With a Little Help From My Friends

I have this strange feeling sometimes. Like I'm supposed to write a specific song. Usually, the song produces itself through normal methods--such as brainstorming or just flat-out inspiration. But, for the longest time, I've felt like there was a song in me that I could never get to come out.

In fourth grade, I had a close friend named Bobby Fisher. He was an unbelievable kid. He drew and painted like no one I'd ever seen. Granted--we were only nine years old, but I looked up to him as a best friend and confidant. We were practically polar opposites when it came to art. He could visualize and then create anything he wanted--and I was always the aural counterpart.
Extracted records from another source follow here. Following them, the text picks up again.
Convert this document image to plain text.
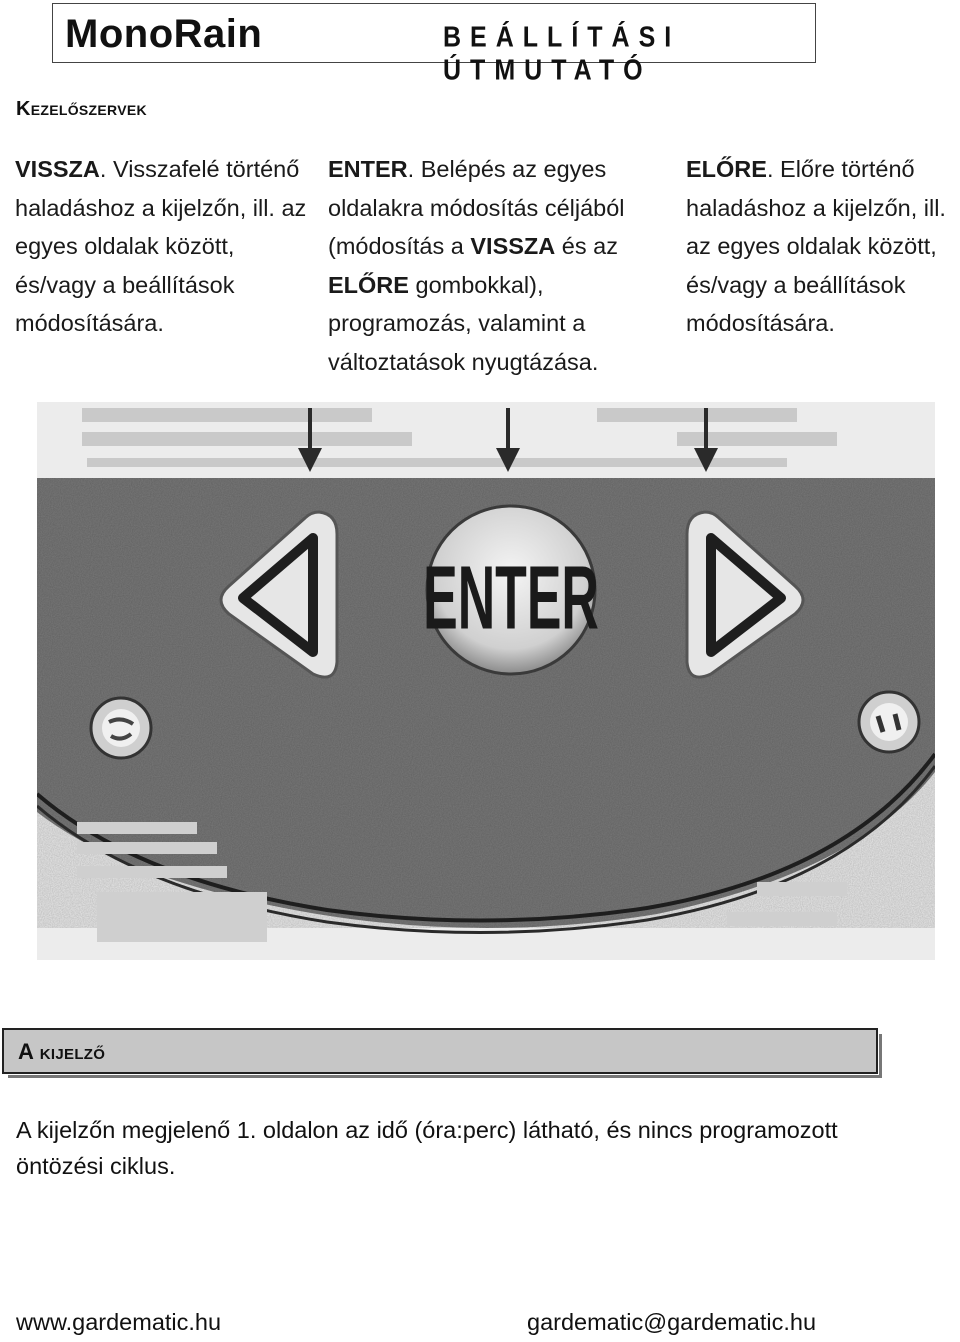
MonoRain	BEÁLLÍTÁSI ÚTMUTATÓ
Kezelőszervek
VISSZA. Visszafelé történő haladáshoz a kijelzőn, ill. az egyes oldalak között, és/vagy a beállítások módosítására.
ENTER. Belépés az egyes oldalakra módosítás céljából (módosítás a VISSZA és az ELŐRE gombokkal), programozás, valamint a változtatások nyugtázása.
ELŐRE. Előre történő haladáshoz a kijelzőn, ill. az egyes oldalak között, és/vagy a beállítások módosítására.
ENTER
A kijelző
A kijelzőn megjelenő 1. oldalon az idő (óra:perc) látható, és nincs programozott öntözési ciklus.
www.gardematic.hu	gardematic@gardematic.hu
We had a lot of great memories; my mom and his were even friends in college.

On a cold day in April, Bobby didn't come to school. At recess, we saw smoke rising from his neighborhood. At our baseball game that night, he wasn't there.
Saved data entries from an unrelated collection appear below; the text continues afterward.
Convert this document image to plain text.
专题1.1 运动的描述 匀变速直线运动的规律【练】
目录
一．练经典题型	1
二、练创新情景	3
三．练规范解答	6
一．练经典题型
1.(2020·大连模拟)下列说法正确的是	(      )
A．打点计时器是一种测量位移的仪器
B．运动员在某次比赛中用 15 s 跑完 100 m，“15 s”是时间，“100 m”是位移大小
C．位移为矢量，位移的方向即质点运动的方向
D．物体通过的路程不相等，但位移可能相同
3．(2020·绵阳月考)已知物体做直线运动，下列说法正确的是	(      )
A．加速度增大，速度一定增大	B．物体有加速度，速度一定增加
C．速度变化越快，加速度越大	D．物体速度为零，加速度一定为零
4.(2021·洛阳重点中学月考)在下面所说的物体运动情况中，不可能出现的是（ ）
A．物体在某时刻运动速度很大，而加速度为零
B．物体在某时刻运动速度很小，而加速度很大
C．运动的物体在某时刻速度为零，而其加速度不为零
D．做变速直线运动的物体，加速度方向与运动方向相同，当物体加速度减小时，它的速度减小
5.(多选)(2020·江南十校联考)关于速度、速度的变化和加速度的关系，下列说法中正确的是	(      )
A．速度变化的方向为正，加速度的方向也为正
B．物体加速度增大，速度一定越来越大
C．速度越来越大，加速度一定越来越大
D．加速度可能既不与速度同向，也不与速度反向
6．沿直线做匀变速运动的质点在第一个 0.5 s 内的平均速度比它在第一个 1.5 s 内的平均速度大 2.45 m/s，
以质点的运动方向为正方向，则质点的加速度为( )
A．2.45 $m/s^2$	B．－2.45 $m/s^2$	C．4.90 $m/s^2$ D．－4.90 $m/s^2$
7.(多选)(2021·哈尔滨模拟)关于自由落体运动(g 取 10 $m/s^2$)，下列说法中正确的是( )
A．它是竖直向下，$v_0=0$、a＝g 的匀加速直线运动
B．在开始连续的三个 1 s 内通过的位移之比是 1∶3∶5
I returned home after a night of fun to a news report. An emotionless news anchor delivered the words like a stone--sinking deep into my heart.

Robert Fisher, Bobby's father, had waited until his family had fallen asleep. He then collected his hunting knife, lighter fluid, and camping supplies. He piled the supplies into his truck, lit the house on fire and then drove away--but not before waking each member of the household just long enough to slit their throats.
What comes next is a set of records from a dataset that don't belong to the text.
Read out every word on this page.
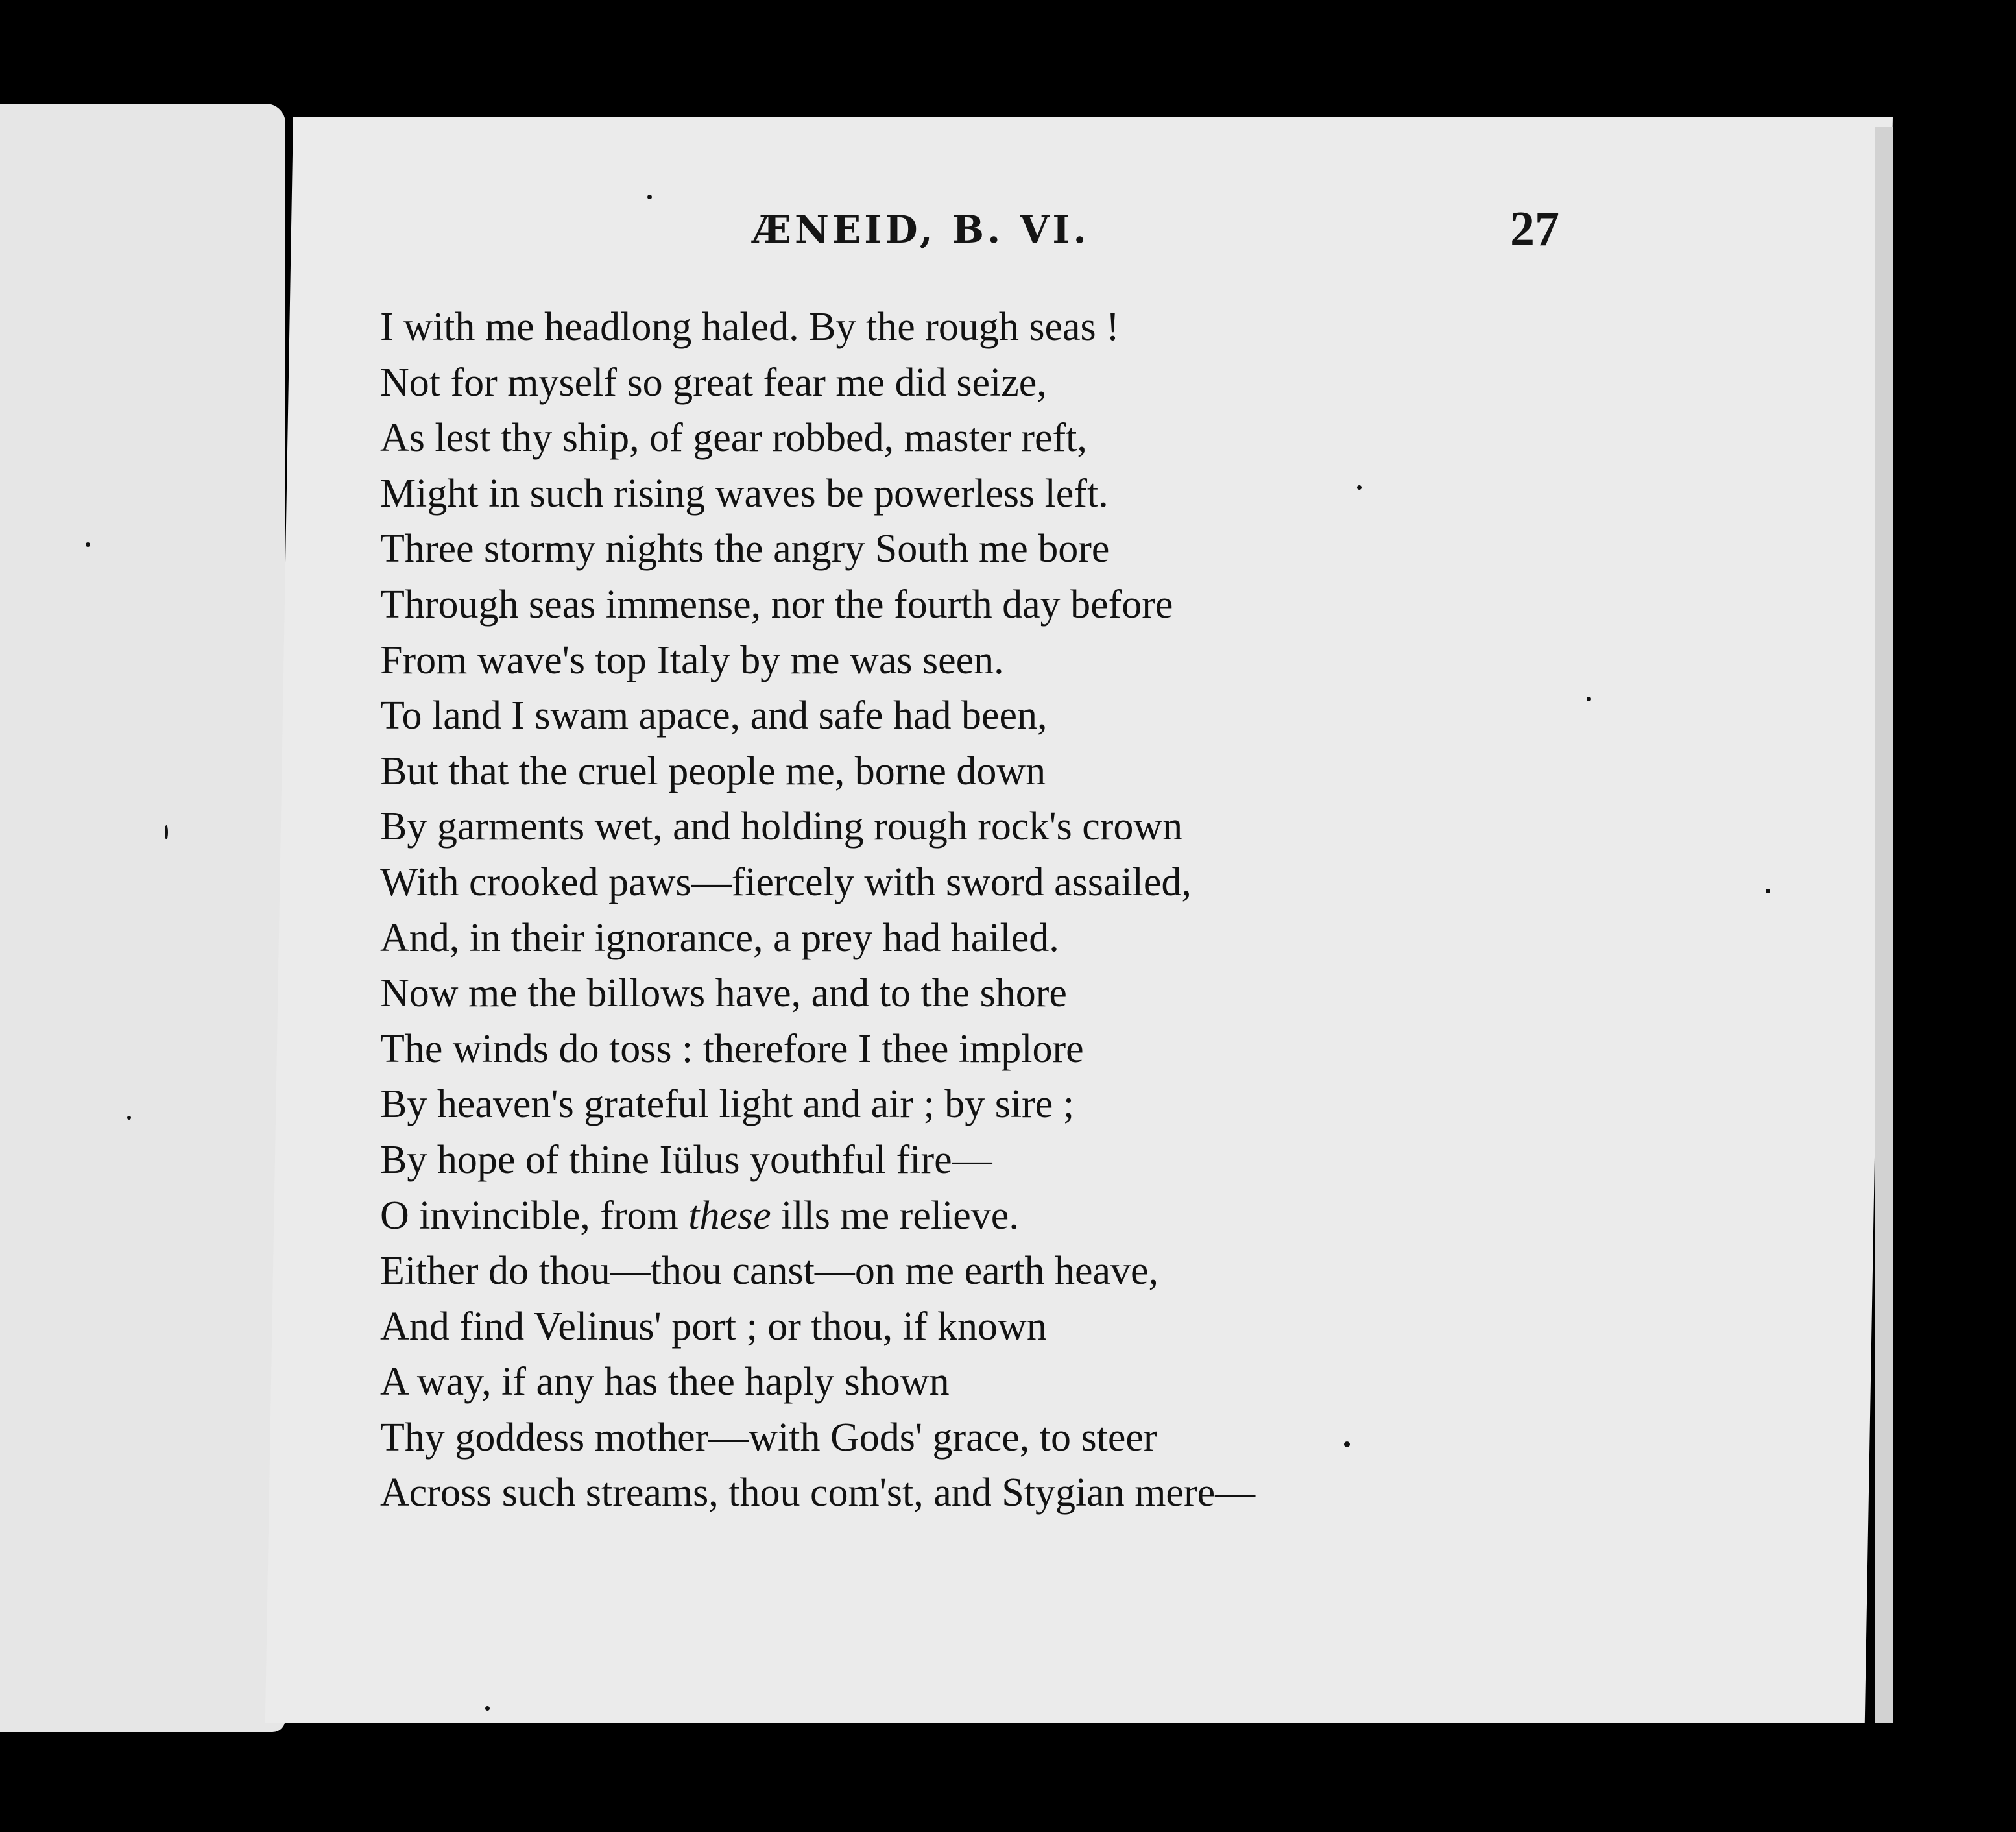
ÆNEID, B. VI.	27
I with me headlong haled. By the rough seas !
Not for myself so great fear me did seize,
As lest thy ship, of gear robbed, master reft,
Might in such rising waves be powerless left.
Three stormy nights the angry South me bore
Through seas immense, nor the fourth day before
From wave's top Italy by me was seen.
To land I swam apace, and safe had been,
But that the cruel people me, borne down
By garments wet, and holding rough rock's crown
With crooked paws—fiercely with sword assailed,
And, in their ignorance, a prey had hailed.
Now me the billows have, and to the shore
The winds do toss : therefore I thee implore
By heaven's grateful light and air ; by sire ;
By hope of thine Iülus youthful fire—
O invincible, from these ills me relieve.
Either do thou—thou canst—on me earth heave,
And find Velinus' port ; or thou, if known
A way, if any has thee haply shown
Thy goddess mother—with Gods' grace, to steer
Across such streams, thou com'st, and Stygian mere—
Bobby was awake when his own father killed him.

After reading a friend's entry on losing someone close, I felt that she and I had a lot of the same common feelings. So, I have to give her credit for this song. It doesn't have a title yet--she hasn't gotten back to me--but I'd like to think of this as Bobby's song.

Untitled

As the train rattled past the quiet house
Muffled by a heavy sigh
I read the letters that he wrote that night
Signed his name one last time

The walk by the River, the mass that night
Moon reflecting in his eyes
Watched my brother break down
Slipping back through endless life

[Chorus]
He would have been the one to end it all
Caught me right before the fall
We all knew where he was going
Just didn't know where he had gone

Clouds in your heart drew words of love
Silence choked the air
Rolling boulders to the top of Hell
Just to have them roll back down

[Chorus]

[Bridge]
Didn't deserve it, didn't even know
Still has the music buried in the snow
Didn't deserve it, didn't even know
Buried that music deep in my soul

We haven't seen or heard from him
Since he traveled on
Watched the smoke rise up again
Write another sad song and move on
Write another sad song and move on

[Chorus]
He would have been the one to end it all
Caught me right before the fall
We all knew where he was going
Just didn't know where he had gone


© Casey Reed, 2009

A big thank you to Lauren for finally dragging this song out of me.

2 comments:

lanly said...

this made me feel cold. you should post more songs up.

Amnesiac said...

Cold was definitely what I was going for.